The preliminary text asserts that steering yokes – widely disliked by consumers and safety experts ever since Elon Musk declared round wheels “boring” – can permit a driver to move past the rim in a collision, and toward the dashboard. The document also says 46 per cent of driver injuries are linked to steering mechanisms, and that airbags in steering non-wheels can be less predictable in deployment compared to those in actual steering wheels, and that whole wheels provide a larger surface area to cushion a driver making contact.
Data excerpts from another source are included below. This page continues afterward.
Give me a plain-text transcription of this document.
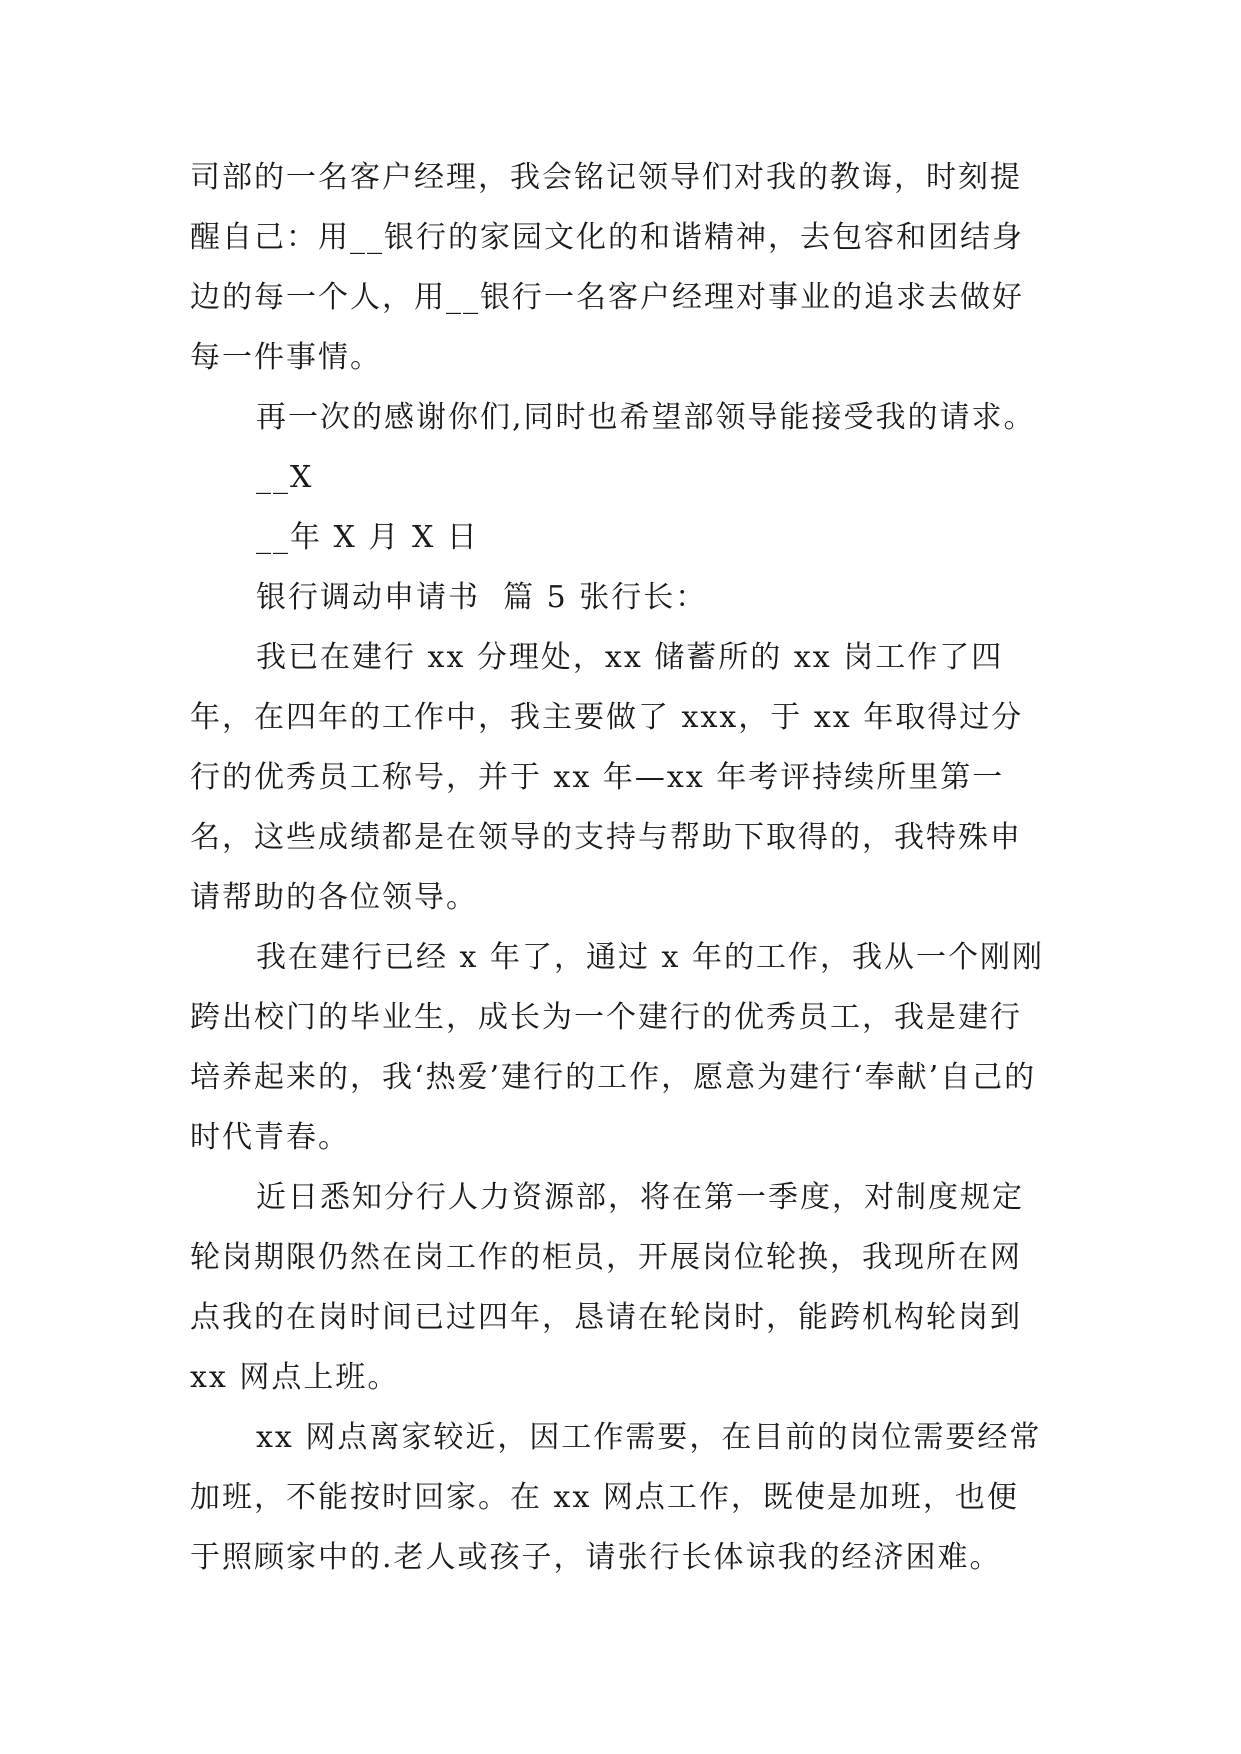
司部的一名客户经理，我会铭记领导们对我的教诲，时刻提醒自己：用__银行的家园文化的和谐精神，去包容和团结身边的每一个人，用__银行一名客户经理对事业的追求去做好每一件事情。

再一次的感谢你们,同时也希望部领导能接受我的请求。

__X

__年 X 月 X 日

银行调动申请书  篇 5 张行长：

我已在建行 xx 分理处，xx 储蓄所的 xx 岗工作了四年，在四年的工作中，我主要做了 xxx，于 xx 年取得过分行的优秀员工称号，并于 xx 年—xx 年考评持续所里第一名，这些成绩都是在领导的支持与帮助下取得的，我特殊申请帮助的各位领导。

我在建行已经 x 年了，通过 x 年的工作，我从一个刚刚跨出校门的毕业生，成长为一个建行的优秀员工，我是建行培养起来的，我‘热爱’建行的工作，愿意为建行‘奉献’自己的时代青春。

近日悉知分行人力资源部，将在第一季度，对制度规定轮岗期限仍然在岗工作的柜员，开展岗位轮换，我现所在网点我的在岗时间已过四年，恳请在轮岗时，能跨机构轮岗到 xx 网点上班。

xx 网点离家较近，因工作需要，在目前的岗位需要经常加班，不能按时回家。在 xx 网点工作，既使是加班，也便于照顾家中的.老人或孩子，请张行长体谅我的经济困难。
The new steering wheel safety standard will take effect on 1 January 2027, the same date as the ban on Tesla-style pure-electric door handles (Tesla has reportedly been linked to at least 15 deaths in crashes where doors became unopenable following a crash or in a fire): mechanical door releases will have to be accessible inside and outside the car. Semi-hidden handles are allowed, but must provide a recessed area not smaller than 60 × 20 mm, and there must be signage at least 10 × 7 mm in the cabin, indicating how the door can be opened.
There will be a 13-month transition period for vehicle models already homologated with steering nonwheels when the rule takes effect, while the doorhandle transition period will run to January 2029.
China is the world’s largest car market, so bans there on steering nonwheels and imaginary doorhandles stand to influence the design of cars worldwide. This, like China’s regulation-in-development on wide-angle seats, signals China’s emergence from followship to leadership on vehicle safety regulation.